Aus russischer Sicht waren die Signale klar: Der Westen bringt nichts auf die Reihe. Wenn man Fakten setzt, weicht er zurück. Da mag man selbst eine Fehlkalkulation wie in der Ukraine verschmerzen, wenn sich das Problem auf Dauer ausbügeln lässt. Europäische Ukrainepolitik bietet schon auch Hilfe, aber vor allem viel Geschwätz. Jedenfalls bringt der reiche, dynamische und flexible Westen es nicht einmal zustande, hinreichend Munition zu produzieren, geschweige denn eine effiziente Waffenproduktion in die Gänge zu bringen. Dabei bräuchte er in der aktuellen Lage noch nicht einmal Personalressourcen einzusetzen, das machen die Ukrainer selbst.

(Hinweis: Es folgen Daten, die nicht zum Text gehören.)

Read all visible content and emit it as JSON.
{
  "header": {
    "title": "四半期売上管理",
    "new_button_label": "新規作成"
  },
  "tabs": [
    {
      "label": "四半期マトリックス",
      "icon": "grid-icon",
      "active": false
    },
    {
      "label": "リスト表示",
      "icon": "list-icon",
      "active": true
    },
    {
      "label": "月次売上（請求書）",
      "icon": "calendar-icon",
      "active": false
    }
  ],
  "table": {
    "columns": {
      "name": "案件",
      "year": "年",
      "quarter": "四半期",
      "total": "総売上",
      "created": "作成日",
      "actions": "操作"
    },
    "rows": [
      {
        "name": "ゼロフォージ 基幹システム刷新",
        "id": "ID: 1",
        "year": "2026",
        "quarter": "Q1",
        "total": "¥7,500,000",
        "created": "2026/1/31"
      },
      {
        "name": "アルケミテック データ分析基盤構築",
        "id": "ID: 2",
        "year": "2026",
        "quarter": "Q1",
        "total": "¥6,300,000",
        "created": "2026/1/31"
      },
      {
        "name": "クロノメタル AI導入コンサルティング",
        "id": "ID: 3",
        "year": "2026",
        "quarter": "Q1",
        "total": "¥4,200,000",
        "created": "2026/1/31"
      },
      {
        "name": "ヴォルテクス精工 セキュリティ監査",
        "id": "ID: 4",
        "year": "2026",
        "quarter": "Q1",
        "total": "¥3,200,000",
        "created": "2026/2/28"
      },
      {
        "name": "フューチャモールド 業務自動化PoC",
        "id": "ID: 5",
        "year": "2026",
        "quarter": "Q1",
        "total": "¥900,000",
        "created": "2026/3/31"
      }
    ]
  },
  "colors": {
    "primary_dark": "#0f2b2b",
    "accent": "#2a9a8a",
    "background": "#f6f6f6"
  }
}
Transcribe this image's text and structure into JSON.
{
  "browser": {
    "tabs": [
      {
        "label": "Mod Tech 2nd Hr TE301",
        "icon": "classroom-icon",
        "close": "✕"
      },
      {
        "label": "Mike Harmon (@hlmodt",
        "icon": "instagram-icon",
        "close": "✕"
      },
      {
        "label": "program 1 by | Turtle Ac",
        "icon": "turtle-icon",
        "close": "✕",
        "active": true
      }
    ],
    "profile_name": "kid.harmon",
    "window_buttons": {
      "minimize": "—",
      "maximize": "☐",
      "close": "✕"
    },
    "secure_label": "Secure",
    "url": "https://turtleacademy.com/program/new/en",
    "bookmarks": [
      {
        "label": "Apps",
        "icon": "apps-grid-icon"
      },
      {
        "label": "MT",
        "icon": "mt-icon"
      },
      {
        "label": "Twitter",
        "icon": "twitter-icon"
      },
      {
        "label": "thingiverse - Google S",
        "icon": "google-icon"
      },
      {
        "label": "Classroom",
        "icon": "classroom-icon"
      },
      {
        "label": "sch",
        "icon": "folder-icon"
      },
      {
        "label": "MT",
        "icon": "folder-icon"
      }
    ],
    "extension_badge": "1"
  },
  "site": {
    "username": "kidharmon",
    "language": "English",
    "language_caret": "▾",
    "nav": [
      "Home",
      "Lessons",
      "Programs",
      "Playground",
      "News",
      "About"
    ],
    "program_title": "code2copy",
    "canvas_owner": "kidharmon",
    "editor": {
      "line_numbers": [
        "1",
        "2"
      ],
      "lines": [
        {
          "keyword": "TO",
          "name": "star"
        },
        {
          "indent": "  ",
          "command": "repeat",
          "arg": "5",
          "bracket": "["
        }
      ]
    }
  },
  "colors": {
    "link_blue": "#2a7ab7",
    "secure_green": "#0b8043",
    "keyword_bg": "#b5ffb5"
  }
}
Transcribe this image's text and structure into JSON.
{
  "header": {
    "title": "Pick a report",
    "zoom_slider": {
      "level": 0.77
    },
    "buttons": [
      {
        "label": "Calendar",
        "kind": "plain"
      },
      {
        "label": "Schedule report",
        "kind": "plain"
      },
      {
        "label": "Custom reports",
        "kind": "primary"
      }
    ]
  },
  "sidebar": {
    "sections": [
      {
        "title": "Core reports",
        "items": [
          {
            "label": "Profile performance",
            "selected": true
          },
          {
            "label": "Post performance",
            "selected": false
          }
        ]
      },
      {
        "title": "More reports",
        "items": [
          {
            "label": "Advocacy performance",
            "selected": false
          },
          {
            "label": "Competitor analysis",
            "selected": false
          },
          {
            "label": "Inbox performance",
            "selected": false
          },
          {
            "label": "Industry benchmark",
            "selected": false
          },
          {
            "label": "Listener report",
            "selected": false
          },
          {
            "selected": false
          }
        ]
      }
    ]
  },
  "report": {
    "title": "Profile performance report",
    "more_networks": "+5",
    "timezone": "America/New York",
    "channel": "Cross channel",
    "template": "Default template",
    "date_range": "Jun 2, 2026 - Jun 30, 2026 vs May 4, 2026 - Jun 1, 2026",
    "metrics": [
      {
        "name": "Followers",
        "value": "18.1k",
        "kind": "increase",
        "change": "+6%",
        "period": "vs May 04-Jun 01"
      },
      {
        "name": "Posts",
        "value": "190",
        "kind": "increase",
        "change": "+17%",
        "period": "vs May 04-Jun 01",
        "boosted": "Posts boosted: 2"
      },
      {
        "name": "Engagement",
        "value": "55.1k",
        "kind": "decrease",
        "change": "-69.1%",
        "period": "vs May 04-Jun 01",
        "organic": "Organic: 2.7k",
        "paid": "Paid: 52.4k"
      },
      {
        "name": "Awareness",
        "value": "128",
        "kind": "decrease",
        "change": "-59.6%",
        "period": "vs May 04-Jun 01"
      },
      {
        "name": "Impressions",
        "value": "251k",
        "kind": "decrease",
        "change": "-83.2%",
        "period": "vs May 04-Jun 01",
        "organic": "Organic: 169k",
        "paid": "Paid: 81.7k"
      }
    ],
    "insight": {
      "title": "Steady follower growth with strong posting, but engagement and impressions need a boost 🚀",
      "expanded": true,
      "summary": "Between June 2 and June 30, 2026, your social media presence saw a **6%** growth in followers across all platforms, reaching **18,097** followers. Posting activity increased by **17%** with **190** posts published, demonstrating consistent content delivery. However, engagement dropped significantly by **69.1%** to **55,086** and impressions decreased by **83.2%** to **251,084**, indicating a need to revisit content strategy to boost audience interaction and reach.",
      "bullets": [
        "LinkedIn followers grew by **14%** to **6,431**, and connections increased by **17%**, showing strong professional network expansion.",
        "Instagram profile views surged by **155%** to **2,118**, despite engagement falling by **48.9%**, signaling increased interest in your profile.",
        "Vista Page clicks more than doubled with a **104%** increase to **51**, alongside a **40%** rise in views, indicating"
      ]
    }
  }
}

Denn die Mehrheit der Bevölkerung Westeuropas würde sich, empirischen Umfragen zufolge, ohnehin nicht mit der Waffe in der Hand wehren, sondern sich Putin gleich unterwerfen.

Europa ist, im schlechten Sinn, „einladend.“ Russland beobachtet das mit Vergnügen.

Der Autor ist Professor für Soziologie an der Universität Graz.